A breakthrough pancreatic cancer vaccine prevented the disease from returning in half of patients who received it.
The mRNA vaccines are developed by BioNTech, which also created the widely used Pfizer Covid shot with the same technology, are individually tailored to each recipient. Each dose costs around $100,000 to produce, the company said.
In their trials, 16 patients who had previously suffered pancreatic cancer but had their tumors surgically removed received the vaccine.
Half of the patients showed an increased level of T Cells, white blood cells responsible for fighting diseases. None of those patients had their cancer return over the 18-month period researchers followed them.
Pancreatic cancer is among the deadliest forms of the disease and is very likely to return even after remission. This has placed increased attention on creating treatments and screening measures to detect and fight the disease.
BioNTech has led research into a groundbreaking vaccine for pancreatic cancer. It prevented the deadly disease from returning in 50 percent of patients that received it (file photo)
The development of the vaccine is an international project, with doctors at Memorial Sloan Kettering Cancer Center, in New York City, working alongside BioNTech, from Germany, and the Swiss pharma company Roche.
For the research, published Wednesday in the journal Nature, researchers at Memorial Sloan gathered cells from the tumors of more than a dozen patients.
They sent the sample to Germany, where BioNTech labs would analyze the cancerous cells and manufacture a vaccine to fight them.

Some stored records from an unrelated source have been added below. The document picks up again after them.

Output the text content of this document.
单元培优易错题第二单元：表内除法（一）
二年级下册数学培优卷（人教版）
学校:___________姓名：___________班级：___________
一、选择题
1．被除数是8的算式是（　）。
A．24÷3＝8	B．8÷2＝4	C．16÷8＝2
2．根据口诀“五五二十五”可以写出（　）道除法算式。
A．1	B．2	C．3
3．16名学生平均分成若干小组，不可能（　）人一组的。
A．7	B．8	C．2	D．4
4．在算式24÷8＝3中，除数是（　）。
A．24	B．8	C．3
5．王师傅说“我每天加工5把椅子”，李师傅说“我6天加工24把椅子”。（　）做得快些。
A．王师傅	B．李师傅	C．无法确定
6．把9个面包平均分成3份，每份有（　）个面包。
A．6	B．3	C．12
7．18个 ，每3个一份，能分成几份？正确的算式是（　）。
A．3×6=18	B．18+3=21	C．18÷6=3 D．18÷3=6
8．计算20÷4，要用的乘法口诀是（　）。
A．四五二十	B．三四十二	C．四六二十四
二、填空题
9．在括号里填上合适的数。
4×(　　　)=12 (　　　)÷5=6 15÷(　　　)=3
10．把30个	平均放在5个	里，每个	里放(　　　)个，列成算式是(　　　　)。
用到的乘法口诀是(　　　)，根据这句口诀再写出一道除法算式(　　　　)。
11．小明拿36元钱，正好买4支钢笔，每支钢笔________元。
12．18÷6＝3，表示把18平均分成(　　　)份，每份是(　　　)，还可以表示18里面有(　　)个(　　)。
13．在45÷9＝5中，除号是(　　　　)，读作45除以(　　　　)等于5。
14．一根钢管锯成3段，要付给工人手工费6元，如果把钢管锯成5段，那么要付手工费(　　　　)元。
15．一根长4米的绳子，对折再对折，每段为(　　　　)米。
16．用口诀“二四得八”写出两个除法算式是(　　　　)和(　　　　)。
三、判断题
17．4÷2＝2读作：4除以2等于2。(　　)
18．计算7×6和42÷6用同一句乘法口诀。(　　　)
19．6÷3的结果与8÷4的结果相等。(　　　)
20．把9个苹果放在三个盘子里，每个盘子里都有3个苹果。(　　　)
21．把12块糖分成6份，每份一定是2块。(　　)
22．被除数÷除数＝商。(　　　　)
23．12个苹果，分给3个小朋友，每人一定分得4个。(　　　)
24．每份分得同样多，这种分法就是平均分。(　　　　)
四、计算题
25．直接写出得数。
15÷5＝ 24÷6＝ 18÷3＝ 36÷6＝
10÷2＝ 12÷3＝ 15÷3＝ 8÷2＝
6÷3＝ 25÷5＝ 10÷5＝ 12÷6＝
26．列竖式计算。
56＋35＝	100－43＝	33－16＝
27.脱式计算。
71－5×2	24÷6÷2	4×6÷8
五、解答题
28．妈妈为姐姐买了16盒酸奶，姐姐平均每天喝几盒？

Scientists then developed an mRNA vaccine that would specifically target proteins from that person’s cancer.
After a person received the shot, their body would create a version of the protein that triggers the immune system to remove it.
By doing so, the body would now develop antibodies trained to fight against that protein.
Also, the body’s defenses would be on alert to that protein. This means that if the cancer returns, the body would be quick to fight it and prevent it from proliferating.
This is also how the mRNA Covid vaccines worked, as they would create a synthetic version of the virus’s spike protein in the body to train the immune system.
Then, patients at Memorial Sloan would undergo surgery to remove cancerous growth from their body.
Nine weeks after successful surgery, they received the vaccine via an IV. Three days later, blood samples were drawn to determine whether the medication had successfully generated new cancer-fighting antibodies.
It did so in eight patients, with the other half of the study group not experiencing an immune response.
Each patient continued chemotherapy and was regularly monitored by doctors to screen if their cancer had returned.
Over the next 18 months, none of the patients whose vaccine provided an immune response had their cancer return.
Further investigation found that one of the patients even had the vaccine antibodies successfully fend off abnormal growth in a person’s liver.
‘These data are exceedingly promising, and will provide the framework for a planned further clinical trial,’ Nature wrote.
For comparison, all of the other eight had their cancer return, called a recurrence, over that time period. It took an average of 13 months for the cancer to return.
Typically, the disease will recur in around 80 percent of patients who have it surgically removed.
This vaccine has sparked hope among doctors, as finding a vaccine for cancer has long been a goal of the medical field.
Breakthroughs in mRNA technology and an increased focus on using them in medicine stem from the Covid pandemic.
BioNTech, Moderna, and other firms have all invested greatly in using mRNA for more than just the Covid shots.
Moderna has seen early success in its own trials for a cancer vaccine.
There are currently trials for mRNA shots to prevent heart failure, HIV, cancer and other conditions.
However, this vaccine is not without faults. It was only effective in half of patients during this trial — providing virtually no benefit to the others.
A high price tag comes with each shot too, with BioNTech spending a six-figure sum on each. This likely means the shot would be prohibitively expensive to consumers if it hit the market.
Beyond that, it is also only effective for people who pancreatic cancer is caught at an early enough stage that it can still be surgically removed.
Pancreatic cancer is famously among the hardest for doctors to get a handle on.
There are no single ways to screen for it and it causes mild symptoms that are often overlooked in early stages.
As a result, a majority of cases are not diagnosed until they have already spread into other organs — making it tough to treat and almost always deadly.
The National Cancer Institute estimates 64,050 Americans will be diagnosed with pancreatic cancer this year, and it will be responsible for 50,550 deaths.
The American Society of Clinical Oncology estimates that 56 percent of all people diagnosed with die from the disease.
If the cancer spreads to another part of the body — called metastasis — the survival rate falls to just three percent.